For instance, the first piece of advice any home or business owner is given when a disaster hits: File a claim with your insurance company as soon as possible. Why? Because the process famously takes a long time and people who are recovering from a disaster aren’t likely to have a lot of time to waste.

But the traditional process for insurance claims starts with a phone call, then the company sends a representative to see the damage in person before any steps can be made to start fixing the problem. This process wasn’t ideal even before we started seeing frequent natural disasters. Before a disaster strikes there simply aren’t enough insurance advisors readily available to process all the claims fast enough. But now, these events impact so many people at once, insurance organizations have trouble getting to customer calls and claims as fast as they’d like.

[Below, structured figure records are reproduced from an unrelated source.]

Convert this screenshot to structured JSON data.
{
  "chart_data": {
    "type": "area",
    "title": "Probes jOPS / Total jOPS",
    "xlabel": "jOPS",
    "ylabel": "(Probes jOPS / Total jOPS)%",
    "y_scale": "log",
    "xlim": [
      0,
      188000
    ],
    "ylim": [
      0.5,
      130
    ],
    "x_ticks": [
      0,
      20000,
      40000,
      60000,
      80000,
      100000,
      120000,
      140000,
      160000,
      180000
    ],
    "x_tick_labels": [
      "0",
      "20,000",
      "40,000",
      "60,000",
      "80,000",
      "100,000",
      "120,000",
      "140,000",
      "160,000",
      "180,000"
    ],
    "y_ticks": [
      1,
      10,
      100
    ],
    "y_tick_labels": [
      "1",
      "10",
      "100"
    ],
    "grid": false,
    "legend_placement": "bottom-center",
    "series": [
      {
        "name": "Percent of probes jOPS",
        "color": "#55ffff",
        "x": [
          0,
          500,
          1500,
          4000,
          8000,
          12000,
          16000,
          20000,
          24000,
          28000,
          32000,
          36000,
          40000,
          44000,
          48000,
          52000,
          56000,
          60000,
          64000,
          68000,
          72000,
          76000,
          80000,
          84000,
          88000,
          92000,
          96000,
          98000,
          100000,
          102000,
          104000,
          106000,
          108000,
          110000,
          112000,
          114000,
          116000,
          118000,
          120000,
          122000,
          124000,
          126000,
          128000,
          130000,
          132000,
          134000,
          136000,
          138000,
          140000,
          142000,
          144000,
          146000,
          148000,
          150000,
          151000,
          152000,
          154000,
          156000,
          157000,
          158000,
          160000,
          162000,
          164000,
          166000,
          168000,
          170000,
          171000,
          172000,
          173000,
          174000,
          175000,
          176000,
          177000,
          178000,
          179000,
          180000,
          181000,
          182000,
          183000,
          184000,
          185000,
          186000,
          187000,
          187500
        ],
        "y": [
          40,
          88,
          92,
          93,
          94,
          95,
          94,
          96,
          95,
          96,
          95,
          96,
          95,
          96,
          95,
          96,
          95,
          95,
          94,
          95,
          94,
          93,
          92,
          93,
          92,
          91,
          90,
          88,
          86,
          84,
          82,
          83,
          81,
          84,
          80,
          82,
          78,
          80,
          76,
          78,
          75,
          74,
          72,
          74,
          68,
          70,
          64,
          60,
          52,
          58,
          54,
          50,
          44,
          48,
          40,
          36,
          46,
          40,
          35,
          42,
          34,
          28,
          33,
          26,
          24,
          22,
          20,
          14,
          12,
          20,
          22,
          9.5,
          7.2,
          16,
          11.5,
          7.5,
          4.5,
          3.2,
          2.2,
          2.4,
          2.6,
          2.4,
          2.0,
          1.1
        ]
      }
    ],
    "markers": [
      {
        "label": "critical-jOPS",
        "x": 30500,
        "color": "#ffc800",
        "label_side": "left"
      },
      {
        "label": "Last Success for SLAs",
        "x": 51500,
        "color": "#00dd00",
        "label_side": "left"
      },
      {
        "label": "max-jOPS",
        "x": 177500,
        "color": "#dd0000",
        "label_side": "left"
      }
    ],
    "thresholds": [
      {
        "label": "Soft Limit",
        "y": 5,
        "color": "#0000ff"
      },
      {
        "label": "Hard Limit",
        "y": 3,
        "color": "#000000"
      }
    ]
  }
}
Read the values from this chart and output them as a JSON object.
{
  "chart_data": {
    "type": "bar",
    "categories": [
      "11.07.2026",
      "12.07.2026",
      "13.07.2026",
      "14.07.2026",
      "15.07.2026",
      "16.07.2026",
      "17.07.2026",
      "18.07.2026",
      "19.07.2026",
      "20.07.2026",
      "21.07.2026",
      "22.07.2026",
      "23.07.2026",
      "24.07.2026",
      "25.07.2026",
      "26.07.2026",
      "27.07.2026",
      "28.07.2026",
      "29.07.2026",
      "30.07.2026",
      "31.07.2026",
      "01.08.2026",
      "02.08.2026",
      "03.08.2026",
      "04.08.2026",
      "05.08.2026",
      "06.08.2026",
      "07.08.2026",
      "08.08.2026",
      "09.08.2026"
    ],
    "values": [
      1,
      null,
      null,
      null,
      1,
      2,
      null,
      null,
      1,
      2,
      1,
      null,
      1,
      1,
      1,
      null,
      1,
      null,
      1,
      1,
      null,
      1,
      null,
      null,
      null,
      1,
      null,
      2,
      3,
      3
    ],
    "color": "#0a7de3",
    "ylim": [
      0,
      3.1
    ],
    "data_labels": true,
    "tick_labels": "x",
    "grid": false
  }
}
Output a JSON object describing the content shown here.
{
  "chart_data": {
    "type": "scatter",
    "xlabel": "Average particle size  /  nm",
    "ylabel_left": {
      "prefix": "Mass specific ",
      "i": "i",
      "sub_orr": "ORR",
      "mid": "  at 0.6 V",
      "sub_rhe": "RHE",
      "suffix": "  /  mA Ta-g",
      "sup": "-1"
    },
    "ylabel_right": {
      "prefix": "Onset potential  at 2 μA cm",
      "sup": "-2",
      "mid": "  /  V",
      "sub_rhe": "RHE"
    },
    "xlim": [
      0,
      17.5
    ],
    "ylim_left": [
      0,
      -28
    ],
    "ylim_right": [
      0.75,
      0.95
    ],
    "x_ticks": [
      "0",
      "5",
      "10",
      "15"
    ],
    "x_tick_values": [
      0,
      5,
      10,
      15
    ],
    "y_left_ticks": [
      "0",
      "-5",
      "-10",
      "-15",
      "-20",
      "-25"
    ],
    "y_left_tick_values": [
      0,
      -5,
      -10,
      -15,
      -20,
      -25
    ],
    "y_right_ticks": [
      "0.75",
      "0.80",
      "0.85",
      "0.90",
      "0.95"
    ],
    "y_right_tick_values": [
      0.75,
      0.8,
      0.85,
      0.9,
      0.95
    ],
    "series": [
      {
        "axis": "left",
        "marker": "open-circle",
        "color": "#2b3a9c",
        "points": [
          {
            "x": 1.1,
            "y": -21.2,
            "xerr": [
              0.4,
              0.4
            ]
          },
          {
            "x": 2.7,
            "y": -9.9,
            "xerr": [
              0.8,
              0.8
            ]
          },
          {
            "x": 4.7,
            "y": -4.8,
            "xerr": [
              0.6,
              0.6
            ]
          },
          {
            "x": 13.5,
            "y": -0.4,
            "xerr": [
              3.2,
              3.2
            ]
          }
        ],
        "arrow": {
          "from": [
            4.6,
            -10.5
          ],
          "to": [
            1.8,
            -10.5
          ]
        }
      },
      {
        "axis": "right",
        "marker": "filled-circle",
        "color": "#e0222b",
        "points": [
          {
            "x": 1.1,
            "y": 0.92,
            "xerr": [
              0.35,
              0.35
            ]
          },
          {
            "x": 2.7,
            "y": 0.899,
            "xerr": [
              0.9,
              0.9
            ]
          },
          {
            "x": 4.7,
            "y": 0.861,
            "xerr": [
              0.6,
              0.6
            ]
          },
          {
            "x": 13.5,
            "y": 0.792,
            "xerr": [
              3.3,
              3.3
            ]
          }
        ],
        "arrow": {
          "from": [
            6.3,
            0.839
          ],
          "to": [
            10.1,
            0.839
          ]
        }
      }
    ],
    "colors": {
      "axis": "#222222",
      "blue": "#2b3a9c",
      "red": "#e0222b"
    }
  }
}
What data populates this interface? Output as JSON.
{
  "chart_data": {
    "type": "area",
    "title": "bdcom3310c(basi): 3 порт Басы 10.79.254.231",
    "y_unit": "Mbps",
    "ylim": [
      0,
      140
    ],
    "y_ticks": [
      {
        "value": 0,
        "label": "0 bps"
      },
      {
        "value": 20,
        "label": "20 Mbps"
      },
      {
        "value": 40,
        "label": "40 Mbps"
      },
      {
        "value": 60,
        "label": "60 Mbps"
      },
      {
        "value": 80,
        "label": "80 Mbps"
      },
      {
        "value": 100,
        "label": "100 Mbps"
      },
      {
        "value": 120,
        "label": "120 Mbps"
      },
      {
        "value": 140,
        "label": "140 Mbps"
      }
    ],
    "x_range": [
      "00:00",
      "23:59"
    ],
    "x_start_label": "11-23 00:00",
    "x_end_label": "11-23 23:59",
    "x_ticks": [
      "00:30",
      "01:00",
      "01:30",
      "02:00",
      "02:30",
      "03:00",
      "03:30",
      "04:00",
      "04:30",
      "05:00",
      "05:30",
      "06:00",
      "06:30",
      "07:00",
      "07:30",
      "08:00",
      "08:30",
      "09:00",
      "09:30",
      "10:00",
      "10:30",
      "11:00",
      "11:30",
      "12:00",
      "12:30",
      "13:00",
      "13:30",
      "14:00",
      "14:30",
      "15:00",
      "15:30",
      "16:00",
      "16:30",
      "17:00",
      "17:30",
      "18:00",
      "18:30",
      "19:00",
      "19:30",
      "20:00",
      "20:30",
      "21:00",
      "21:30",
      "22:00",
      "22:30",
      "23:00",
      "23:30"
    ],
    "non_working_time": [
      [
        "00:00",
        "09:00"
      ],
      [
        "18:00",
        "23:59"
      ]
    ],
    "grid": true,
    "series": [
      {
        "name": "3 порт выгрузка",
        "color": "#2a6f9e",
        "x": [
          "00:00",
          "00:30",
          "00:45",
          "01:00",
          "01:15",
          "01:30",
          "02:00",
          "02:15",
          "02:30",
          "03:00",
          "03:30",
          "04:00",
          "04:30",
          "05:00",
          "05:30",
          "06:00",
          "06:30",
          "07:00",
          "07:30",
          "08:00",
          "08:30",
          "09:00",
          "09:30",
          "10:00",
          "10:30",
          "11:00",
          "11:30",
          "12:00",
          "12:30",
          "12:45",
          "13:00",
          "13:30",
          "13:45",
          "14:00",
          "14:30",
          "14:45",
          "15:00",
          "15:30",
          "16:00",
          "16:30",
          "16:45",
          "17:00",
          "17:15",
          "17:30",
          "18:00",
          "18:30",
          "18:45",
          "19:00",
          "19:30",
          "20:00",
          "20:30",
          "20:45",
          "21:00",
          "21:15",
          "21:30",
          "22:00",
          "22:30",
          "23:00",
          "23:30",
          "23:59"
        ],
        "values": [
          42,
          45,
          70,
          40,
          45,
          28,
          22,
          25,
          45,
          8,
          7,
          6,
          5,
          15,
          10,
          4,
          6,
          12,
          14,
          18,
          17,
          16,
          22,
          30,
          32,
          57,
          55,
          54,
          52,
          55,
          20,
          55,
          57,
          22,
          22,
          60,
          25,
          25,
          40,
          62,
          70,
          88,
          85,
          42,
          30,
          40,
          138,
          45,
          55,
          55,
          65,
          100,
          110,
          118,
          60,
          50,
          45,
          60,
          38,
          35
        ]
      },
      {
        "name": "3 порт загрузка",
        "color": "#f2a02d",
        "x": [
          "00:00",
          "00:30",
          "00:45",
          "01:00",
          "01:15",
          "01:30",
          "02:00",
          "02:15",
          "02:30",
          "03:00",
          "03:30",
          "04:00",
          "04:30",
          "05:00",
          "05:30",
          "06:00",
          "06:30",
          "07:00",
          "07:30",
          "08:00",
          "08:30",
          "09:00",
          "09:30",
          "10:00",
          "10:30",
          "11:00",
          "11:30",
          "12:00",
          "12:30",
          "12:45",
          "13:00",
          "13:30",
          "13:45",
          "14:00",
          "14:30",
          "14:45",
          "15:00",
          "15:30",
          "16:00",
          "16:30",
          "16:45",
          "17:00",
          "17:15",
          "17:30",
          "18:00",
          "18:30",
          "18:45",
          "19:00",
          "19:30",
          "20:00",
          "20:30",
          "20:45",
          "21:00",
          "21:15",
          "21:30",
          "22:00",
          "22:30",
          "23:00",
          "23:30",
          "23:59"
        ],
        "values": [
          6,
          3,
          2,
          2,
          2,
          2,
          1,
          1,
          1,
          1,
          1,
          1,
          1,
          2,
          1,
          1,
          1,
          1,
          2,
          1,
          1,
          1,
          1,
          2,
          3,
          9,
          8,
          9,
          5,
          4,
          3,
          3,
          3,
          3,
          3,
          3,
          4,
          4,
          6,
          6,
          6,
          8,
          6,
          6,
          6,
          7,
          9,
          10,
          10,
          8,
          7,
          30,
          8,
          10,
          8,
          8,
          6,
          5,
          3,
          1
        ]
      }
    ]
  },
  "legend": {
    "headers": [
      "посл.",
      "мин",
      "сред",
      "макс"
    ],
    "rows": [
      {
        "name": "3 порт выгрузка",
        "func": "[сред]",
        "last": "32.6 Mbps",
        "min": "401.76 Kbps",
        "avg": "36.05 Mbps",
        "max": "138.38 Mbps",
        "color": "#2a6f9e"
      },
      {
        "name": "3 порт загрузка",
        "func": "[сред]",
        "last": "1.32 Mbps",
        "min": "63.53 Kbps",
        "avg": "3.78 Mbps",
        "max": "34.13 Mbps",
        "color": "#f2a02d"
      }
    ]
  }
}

Instead of sticking to this inefficient, laborious process, insurance brands could let customers use their smartphone cameras to collect and send the initial footage needed to start the claims process instantly. And in this case, a picture truly is a thousand words. It reduces labor for the insurance brand, encourages the customer to act immediately, while speeding up the claims process and including more accurate data.

Every step of the natural disaster recovery process has room for improvement. And technology could offer huge, lifesaving solutions. Brands have to design with the knowledge that soon someone will likely need to access them during a disaster. Thankfully, we have better tools than ever before to tackle this challenge.

How are you designing to improve user experience during and after natural disasters? What tools are you giving your customers to ease the strain of disaster recovery?